Escisión en la primera Internacional. Rudolf Rocker.

“Desde el momento en que la Internacional proseguía esa orientación general y, por lo demás, respetaba el derecho de decisión de las federaciones por separado, lo cual quedaba estipulado en sus estatutos, ejerció una influencia irresistible sobre los trabajadores organizados. Pero esto cambió de pronto, cuando Marx y Engels empezaron a valerse de su posición en el Consejo General de Londres para hacer que participaran las federaciones nacionales, por separado, en la acción parlamentaria. Ocurrió en la desdichada Conferencia de Londres de 1871. Tal conducta era una flagrante transgresión, no sólo del espíritu, sino de la letra del reglamento de la Internacional. No podía por menos de chocar con la resistencia de todos los elementos libertarios de la Internacional, tanto más cuanto que el asunto no había sido sometido anteriormente a un congreso para que se deliberase al respecto.

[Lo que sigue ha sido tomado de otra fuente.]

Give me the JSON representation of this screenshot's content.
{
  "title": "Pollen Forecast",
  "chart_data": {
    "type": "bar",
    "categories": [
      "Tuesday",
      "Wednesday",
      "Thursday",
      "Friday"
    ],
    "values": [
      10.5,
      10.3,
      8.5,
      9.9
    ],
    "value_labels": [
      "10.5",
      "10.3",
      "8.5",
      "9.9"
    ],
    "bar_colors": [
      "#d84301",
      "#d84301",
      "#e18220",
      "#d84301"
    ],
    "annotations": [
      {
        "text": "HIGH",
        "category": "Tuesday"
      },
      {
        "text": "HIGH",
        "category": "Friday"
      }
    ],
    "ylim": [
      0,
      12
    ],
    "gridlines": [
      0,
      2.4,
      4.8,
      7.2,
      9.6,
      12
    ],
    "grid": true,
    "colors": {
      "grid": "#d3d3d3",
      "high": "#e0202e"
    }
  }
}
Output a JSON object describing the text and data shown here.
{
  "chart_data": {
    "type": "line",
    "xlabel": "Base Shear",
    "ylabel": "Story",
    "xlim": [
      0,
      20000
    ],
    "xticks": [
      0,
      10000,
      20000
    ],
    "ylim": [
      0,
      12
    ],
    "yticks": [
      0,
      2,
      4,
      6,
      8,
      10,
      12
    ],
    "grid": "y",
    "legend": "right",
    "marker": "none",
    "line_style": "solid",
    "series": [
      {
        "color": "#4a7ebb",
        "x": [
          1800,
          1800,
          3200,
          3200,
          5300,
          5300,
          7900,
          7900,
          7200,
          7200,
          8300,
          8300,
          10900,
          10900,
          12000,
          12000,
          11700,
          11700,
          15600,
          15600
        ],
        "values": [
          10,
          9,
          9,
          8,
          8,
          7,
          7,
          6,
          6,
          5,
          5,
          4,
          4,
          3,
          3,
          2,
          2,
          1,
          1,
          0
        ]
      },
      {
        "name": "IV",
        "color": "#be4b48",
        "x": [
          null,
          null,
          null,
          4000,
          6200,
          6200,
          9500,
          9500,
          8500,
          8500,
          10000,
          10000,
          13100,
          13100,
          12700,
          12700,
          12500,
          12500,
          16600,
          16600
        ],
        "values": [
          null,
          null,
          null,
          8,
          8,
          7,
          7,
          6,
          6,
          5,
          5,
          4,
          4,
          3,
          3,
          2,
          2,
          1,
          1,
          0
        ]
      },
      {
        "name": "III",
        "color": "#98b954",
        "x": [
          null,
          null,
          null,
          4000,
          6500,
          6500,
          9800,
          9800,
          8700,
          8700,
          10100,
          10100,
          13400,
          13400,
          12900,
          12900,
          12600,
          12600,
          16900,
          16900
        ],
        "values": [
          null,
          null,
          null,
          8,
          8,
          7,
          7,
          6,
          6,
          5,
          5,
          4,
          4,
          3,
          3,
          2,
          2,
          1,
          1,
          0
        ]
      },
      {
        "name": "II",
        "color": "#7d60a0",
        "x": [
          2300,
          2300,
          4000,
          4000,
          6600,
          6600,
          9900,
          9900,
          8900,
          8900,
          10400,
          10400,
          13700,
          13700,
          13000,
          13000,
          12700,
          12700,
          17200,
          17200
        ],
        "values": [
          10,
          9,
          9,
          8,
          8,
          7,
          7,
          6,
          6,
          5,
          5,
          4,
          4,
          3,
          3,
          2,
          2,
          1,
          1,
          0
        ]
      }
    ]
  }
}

Poco después de la Conferencia de Londres, la Federación jurasiana hizo pública la circular de Sonvillier, en la que se protestaba de manera decidida e inequívoca por la osada presunción del Consejo General de Londres. Pero el congreso de La Haya, de 1872, en el que, recurriendo a los más turbios y reprensibles métodos, se formó una mayoría artificial, coronó la obra iniciada en la Conferencia de Londres, de convertir la Internacional en una máquina electoral. Y con objeto de evitar todo género de equívocos, el blanquista Eduardo Vaillant, en su alegato en defensa de la resolución propuesta por el Consejo General en favor de la conquista del poder político por parte de los trabajadores, agregó que «una vez la resolución sea aprobada por el Congreso y por tanto incorporada a la Biblia de la Internacional, todos los miembros de la misma vendrán obligados a acatarla, bajo pena de expulsión». Fue así como Marx y sus secuaces provocaron directa mente la escisión en la Internacional, con todas las desastrosas consecuencias de la misma para el desarrollo del movimiento obrero, e inauguraron el período de política parlamentaria que, por necesidad, tenía naturalmente que conducir al estancamiento intelectual y a la degeneración moral del movimiento socialista que se observa hoy en casi todos los países.”